You can speed this up a lot by doing more work per call to numpy (blocks of random instead of single values), and simplifying your pattern search using Python built-in bytes scanning:

import numpy as np

NN=1000000
t11=np.zeros(NN)
t12=np.zeros(NN)

for i in range(NN):
    block = b'\xff'  # Prepop w/garbage byte so first byte never part of cnt
    flag11 = flag12 = True
    ctr = 1  # One lower to account for non-generated first byte

    while flag11 or flag12:
        # Generate 100 numbers at once, much faster than one at a time,
        # store as bytes for reduced memory and cheap searches
        # Keep last byte of previous block so a 1 at end matches 1/2 at beginning of next
        block = block[-1:] + bytes(np.random.randint(1, 7, 100, np.uint8))

        # Containment test scans faster in C than Python level one-at-a-time check
        if flag11 and b'\x01\x01' in block:
            t11[i] = ctr + block.index(b'\x01\x01')
            flag11 = False
        if flag12 and b'\x01\x02' in block:
            t12[i] = ctr + block.index(b'\x01\x02')
            flag12 = False
        ctr += 100
print('Mean t11:  %f' %(np.mean(t11)))
print('\nMean t12: %f' %(np.mean(t12)))

On my (admittedly underpowered machine) your original code took ~96 seconds to run; my optimized version took ~6.6 seconds, or about 7% of the original runtime. Even given that (on average) over half the random generated is not needed, it's still faster to do so when it avoids more Python level work to loop and try again.

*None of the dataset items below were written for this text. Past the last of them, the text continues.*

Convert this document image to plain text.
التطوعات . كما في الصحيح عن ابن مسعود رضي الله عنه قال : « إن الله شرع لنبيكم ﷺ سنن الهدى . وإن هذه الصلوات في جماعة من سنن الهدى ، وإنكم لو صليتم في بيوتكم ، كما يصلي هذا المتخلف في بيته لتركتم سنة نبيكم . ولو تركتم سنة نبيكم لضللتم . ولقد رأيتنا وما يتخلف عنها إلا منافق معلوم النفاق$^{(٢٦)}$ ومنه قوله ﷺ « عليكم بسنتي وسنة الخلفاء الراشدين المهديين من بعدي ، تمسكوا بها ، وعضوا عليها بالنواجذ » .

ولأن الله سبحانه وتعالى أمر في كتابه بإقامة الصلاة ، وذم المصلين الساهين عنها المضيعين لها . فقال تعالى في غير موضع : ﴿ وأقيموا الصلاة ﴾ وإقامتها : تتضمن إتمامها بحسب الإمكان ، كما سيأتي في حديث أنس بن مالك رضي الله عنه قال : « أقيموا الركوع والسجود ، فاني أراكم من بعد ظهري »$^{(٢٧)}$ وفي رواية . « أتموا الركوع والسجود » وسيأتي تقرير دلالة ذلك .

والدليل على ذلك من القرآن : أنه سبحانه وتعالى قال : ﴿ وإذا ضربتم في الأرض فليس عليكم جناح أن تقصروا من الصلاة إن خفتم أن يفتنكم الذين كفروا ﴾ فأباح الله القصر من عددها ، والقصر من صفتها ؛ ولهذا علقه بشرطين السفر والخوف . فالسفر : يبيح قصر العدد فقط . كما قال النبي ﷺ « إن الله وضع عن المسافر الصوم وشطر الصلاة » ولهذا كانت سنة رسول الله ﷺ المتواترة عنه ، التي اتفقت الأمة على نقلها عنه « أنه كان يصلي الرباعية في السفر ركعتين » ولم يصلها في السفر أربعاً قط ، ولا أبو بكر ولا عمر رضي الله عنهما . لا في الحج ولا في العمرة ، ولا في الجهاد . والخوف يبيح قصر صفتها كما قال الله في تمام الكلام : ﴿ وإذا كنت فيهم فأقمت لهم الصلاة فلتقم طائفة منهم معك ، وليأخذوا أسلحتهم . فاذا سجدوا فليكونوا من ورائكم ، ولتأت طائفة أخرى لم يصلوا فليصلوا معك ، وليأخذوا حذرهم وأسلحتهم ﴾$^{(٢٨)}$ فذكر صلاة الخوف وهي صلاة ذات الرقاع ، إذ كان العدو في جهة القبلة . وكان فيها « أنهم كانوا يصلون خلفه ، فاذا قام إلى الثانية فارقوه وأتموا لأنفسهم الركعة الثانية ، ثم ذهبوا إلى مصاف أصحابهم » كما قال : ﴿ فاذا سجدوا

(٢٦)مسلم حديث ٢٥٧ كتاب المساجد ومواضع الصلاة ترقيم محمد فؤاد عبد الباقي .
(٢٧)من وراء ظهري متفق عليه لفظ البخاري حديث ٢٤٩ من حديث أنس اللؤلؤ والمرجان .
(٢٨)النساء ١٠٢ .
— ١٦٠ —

Rewriting a bit further, you can avoid the double-scan of block by changing:

        if flag11 and b'\x01\x01' in block:
            t11[i] = ctr + block.index(b'\x01\x01')
            flag11 = False

to the somewhat more verbose, but more efficient:

    if flag11:
        try:
            t11[i] = ctr + block.index(b'\x01\x01')
        except ValueError:
            pass
        else:
            flag11 = False

(and make an equivalent change to flag12 testing)

Since the first 100 bytes generated typically have a hit anyway, this means you replace two scans with one, and reduces overall runtime to ~6.0 seconds. There are more extreme microoptimizations available (that are more about knowing the CPython internals than any logical improvements) that can get it down to ~5.4 seconds on my machine, but they're ugly and not worth the bother 99.9% of the time.

Upvotes: 1

Joe Cappo
Joe Cappo

Reputation: 1

Performance of programs in compiled languages is significantly better than that of an interpreted language. This is the reason high frequency trading, video game engines and other highly demanding software is programmed in compiled languages such as c++.

In terms of optimizations, you could try using pythons compilation features, or running the program natively instead of inside a IDE.